2. Alice wants to dance; thank god I wore a hat. I'm always happy to dance. I take my place and let my feet head the curve this time. Without dancing I send my eyeballs to themselves and the night selects its door. It's a choice to be by the booth. It's not a choice to stay. It all starts with the soles of the feet, so it helps to really understand the architecture of your bones down there. Layer knees, hips, stomach, shoulders, neck, jaw, eyes, hands. Evidence of your sweat signals the death of genre; if you can believe this while living in the crowd's gaze, you can survive any length of time. My neck looks for nothing but the bottom of the next beat. I wonder if the music has siblings. My eyes slam back into my head as Meg blows her sweet-smelling vape smoke onto the CDJs and Jackson mimes DJing in response. In this room and in the world there are too many people. 


3. I sat in Metrograph for a while practicing my spinal curve. I read a few things, always having to skip to the short stories’ last paragraph to see if it demands going back to start. Something about Shakespearean sonnets and coffee entering you like a dark phrase m’ont piqué, donc je ferme le livre and order a black coffee that the waiter forgets and so gives to me on the house. I tilt my head all the way back and up to the waiter’s attention to reveal my face from under the black rim of the military hat I bought at Episode in Le Marais. This hard-won truth slurps around in the back of my throat which is also my mind. 


4. I’m living a frivolous, overextended life. To meet new ends I begin to elide my thoughts from myself and look falling directly in the eyes. Blah blah blah. I was in the shower the other day de-spooling snot from my nose like candy floss (I don't know what candy floss is). 


5. I tell my students to push into the ground with their hands as they throw their bodies into the air and swing their feet toward bending surfaces. I hoist and chit chat all day with a forgettable man who has settled for $23 an hour. A swimmer with water-less eyes but on me they sweat. Everybody’s so hot in that room always. I give them the option to be in a group or solo. I watch community form around me and seep further into myself, smiling and feeling young.


6. I breathe toward the edges of my incessant burping, stealing words from mixed-up women scared to return bottles of wine. They ask if it’s natural and I curve further in. 


7. Without dish soap the need to do dishes becomes secondary to the need to buy dish soap. Which subsides beneath the tides of impulse and drowsy domesticity. Staying in our rooms in New York City we think of ways to use condiments to communicate. I feel grateful in transit and wait for your sign. 

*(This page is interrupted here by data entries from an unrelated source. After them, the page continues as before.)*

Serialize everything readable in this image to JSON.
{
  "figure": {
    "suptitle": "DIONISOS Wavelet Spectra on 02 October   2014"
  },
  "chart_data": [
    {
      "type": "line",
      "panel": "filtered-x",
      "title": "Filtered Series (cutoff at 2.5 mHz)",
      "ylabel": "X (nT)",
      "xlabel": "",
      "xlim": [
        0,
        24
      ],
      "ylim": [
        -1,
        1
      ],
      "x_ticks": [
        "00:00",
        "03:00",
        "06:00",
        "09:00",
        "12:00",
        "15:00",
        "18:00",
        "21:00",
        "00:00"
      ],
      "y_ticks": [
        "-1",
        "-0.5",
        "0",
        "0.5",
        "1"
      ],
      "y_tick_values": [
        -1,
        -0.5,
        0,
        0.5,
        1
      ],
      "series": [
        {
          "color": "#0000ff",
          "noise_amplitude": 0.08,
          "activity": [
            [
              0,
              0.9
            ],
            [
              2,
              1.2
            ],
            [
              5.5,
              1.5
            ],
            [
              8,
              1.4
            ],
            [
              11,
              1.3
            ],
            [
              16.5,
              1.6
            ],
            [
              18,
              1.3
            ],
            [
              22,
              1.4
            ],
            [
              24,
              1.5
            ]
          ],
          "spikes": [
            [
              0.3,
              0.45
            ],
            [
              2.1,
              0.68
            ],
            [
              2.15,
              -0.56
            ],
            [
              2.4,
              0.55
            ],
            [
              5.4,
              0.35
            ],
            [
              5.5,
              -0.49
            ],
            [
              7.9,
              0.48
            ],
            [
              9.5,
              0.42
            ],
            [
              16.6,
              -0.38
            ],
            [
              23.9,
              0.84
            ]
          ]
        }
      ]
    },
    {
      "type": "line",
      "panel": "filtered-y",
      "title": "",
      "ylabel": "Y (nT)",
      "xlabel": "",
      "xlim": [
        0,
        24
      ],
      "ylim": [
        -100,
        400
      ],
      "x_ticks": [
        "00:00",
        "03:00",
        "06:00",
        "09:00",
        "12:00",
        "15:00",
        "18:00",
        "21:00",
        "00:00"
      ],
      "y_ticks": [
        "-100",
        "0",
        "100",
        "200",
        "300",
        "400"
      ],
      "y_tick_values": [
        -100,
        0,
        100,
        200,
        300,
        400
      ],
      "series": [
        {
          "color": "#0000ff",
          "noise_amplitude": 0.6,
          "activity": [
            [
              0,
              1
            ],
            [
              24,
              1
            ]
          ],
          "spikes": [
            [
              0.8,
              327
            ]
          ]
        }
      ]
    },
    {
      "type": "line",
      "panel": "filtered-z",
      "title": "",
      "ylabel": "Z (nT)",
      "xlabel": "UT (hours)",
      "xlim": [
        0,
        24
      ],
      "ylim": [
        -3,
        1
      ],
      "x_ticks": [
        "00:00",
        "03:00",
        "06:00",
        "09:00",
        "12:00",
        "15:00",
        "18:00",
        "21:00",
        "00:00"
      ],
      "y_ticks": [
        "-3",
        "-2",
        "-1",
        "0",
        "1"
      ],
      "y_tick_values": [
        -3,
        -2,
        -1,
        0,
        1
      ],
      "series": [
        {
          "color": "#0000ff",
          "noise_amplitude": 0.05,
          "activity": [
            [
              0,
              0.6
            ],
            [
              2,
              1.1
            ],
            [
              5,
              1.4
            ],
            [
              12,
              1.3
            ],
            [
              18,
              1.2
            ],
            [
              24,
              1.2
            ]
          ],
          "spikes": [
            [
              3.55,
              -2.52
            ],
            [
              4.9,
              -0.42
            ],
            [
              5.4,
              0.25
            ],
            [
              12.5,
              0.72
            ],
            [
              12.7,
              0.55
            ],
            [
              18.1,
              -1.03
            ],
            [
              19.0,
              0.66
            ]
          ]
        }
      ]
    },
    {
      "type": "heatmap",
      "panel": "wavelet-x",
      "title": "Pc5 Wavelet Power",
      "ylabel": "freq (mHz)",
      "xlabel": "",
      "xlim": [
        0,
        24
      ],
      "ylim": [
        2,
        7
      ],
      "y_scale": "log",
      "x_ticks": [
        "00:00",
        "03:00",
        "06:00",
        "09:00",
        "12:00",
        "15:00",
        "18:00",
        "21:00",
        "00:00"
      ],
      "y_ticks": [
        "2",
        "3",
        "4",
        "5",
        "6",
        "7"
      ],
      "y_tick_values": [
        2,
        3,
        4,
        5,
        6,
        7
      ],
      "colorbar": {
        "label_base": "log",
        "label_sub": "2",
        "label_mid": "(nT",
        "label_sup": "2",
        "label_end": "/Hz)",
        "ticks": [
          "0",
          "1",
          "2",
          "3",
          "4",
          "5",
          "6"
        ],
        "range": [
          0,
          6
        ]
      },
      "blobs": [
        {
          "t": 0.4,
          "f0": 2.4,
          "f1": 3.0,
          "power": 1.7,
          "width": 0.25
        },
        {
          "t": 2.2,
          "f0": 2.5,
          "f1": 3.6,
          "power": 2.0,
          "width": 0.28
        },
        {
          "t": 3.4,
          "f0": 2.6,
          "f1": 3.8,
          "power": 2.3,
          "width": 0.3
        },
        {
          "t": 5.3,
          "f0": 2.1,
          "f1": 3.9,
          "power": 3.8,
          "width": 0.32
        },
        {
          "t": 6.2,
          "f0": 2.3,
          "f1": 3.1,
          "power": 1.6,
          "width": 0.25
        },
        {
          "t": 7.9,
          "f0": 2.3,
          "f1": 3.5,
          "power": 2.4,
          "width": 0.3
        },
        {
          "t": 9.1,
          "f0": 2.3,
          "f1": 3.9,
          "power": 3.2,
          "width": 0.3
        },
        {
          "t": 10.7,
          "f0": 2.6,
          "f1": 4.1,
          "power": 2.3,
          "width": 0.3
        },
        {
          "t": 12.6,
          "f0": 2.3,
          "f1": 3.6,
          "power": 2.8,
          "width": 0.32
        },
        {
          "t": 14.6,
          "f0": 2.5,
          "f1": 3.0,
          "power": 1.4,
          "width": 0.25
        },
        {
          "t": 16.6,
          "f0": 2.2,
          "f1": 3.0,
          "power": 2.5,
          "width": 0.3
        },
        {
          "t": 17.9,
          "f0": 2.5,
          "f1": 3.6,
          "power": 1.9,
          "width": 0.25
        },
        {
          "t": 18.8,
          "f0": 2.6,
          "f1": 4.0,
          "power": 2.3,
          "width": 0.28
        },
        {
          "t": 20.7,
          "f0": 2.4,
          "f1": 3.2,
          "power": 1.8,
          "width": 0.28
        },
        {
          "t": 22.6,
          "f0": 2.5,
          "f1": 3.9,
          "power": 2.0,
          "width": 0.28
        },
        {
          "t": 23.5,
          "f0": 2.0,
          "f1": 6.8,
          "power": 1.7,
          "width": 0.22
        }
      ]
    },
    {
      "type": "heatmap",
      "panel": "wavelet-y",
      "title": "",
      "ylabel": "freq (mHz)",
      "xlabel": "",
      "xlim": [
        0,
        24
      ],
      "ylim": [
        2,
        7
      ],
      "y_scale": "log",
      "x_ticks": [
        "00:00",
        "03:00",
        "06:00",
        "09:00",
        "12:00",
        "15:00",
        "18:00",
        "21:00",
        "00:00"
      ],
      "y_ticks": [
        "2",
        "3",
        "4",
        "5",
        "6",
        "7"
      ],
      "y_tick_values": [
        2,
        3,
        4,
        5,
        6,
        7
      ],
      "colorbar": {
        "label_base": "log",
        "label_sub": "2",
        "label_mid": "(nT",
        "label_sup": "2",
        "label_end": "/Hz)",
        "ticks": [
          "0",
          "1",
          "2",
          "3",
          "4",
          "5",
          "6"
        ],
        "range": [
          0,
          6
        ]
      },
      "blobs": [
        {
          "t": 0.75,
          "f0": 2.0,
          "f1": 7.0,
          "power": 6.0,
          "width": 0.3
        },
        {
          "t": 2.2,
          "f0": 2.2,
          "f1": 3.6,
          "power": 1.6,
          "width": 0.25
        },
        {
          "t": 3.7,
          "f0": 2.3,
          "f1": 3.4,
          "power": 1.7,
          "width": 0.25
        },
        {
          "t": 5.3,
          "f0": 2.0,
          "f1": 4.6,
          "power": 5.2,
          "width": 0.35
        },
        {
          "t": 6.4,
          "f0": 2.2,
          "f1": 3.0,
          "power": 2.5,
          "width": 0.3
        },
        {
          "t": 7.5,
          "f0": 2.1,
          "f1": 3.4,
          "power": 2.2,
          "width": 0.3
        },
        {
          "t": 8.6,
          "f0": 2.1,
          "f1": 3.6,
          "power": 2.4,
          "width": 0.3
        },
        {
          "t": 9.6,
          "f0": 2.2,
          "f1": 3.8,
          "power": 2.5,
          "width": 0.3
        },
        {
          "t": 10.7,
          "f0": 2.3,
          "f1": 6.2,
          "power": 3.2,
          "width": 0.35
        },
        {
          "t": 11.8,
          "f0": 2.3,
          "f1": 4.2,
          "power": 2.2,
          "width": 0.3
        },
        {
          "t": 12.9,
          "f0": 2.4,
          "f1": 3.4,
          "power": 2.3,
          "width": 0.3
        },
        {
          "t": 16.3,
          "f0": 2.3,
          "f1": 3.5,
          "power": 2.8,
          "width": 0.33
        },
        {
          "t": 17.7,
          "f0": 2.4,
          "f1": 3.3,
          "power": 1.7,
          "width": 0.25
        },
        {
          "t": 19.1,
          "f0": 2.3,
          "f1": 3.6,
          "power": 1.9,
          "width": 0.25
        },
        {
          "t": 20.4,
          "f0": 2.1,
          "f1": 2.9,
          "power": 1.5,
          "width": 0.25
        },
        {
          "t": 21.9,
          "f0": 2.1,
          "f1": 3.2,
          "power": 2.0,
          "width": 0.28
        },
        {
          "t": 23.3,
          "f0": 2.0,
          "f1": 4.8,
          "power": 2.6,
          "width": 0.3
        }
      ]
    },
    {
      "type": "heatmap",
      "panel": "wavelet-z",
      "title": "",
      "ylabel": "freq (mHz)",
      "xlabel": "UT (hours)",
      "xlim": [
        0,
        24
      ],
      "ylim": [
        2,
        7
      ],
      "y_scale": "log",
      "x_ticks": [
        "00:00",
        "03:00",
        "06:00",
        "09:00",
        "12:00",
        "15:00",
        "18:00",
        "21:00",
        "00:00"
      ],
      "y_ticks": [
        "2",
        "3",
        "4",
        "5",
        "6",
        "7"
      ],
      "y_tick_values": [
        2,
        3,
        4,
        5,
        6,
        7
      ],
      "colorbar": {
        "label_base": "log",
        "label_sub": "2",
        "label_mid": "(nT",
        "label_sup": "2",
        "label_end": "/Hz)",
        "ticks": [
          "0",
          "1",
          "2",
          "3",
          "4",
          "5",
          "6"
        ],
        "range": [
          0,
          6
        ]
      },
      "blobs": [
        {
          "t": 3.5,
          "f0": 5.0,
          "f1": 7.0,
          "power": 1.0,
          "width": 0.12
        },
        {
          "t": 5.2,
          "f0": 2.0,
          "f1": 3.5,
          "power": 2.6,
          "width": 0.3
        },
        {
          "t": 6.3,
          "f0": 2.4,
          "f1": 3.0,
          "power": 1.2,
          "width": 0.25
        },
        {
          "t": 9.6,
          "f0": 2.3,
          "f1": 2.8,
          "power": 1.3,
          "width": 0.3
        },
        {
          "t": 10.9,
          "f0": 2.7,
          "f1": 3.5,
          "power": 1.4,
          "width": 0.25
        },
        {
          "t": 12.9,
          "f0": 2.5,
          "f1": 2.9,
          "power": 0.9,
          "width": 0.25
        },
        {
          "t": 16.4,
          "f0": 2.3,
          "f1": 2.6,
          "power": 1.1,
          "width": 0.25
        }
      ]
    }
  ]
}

8. I miss you, I love you, I can't wait for you to arrive. I edit constantly in my head but for you I try to edit less. I want to be honest with you for once. Because you have given me access to so much, taught me by pointing to and brushing past parts of myself I never knew were there. For your incidental generosity I will speak true and real words, will write good sentences, and will shower with kindness. I'll tell you where everything is. I'll show you where to go. I'll take you out, baby. I'll give you everything. I'll risk it all for you. You––who barely probably realize how much is in those books and our futile relationships with them. I notice and remember what you don't remark. I press and you are impressed. If I can write just one original line a day I'm happy. For you I will try to be so good. I want to survive with you. Climb onto the roof of a flooded house, through the halls and doors up to the attic and out the curved windows. No straight lines in sight.